What SD-WAN security should have
Securing SD-WAN requires four key attributes, namely an enhanced firewall system, prevention-driven security, unified monitoring and management, and flexible deployment. These features address security needs in a perimeter-less setup, which is crucial in providing adequate protection for headquarters and branch location connections.
- Next-Generation Firewall (NGFW) – Firewalls are conventionally perimeter-centric cyber defenses. To make them applicable in the SD-WAN setting, they have to be upgraded with new features particularly anti-bot, antivirus, URL filtering, app control, intrusion prevention system (IPS), and identity management. These ensure comprehensive defense versus a wide spectrum of online attacks.
- Emphasis on prevention – SD-WAN is inherently predisposed to attacks from all sides given that it does not have the advantage of perimeter protection. It is crucial to make sure that attacks are prevented instead of relying on detection and response mechanisms. This requires access to the latest cybersecurity intelligence and a sandbox function for analyzing and containing suspicious activities.

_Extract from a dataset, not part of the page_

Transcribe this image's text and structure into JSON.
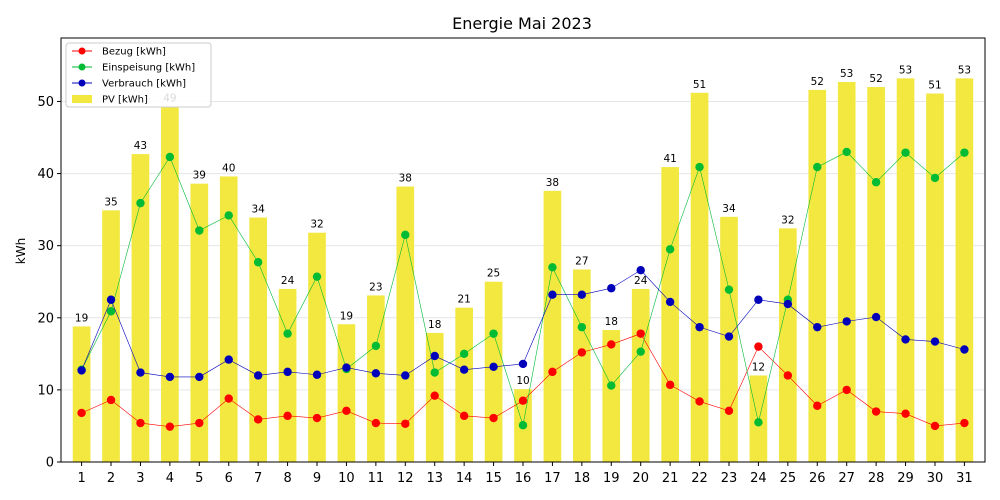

- Unified security control and policy implementation – Monitoring and managing SD-WAN is expectedly highly complex because of the kinds of connections involved. To optimize the effectiveness of the security solutions employed to protect the different devices, accounts, and networks in SD-WAN, it is advisable to bring everything together through a unified monitoring and management platform. It is also recommended to ensure consistent security policies and unified enforcement.
- Flexibility – Again, SD-WAN involves various users, accounts, devices, file storage, and locations. It is only logical for the security system protecting it to have flexible deployment options including cloud network security as a service, secure gateway appliances, and virtual network functions.
Advancing next-generation security
In a post on Forbes, cybersecurity expert Tim Liu cites the benefits of security solutions specifically intended for SD-WAN. He also notes how they help advance next-gen security with its centralized management and cloud-based nature, flexibility, and productivity-enhancing features.
“SD-WAN is one of the elements of the secure access service edge (SASE), a framework promoted by industry analysts at Gartner. SASE proposes a natural progression—from NGFW to SD-WAN to SASE—that can offer benefits for enterprises at each step of the path as the technologies mature,” Liu explains.
It is time for organizations to learn more about SD-WAN and how to ensure its proper protection. This is not only for the sake of improved efficiency and taking advantage of new and better technologies. The implementation of SD-WAN is a step toward the modernization of WAN and SD-WAN security is a path toward the adoption of SASE, which is dubbed by some pundits as the future of network security.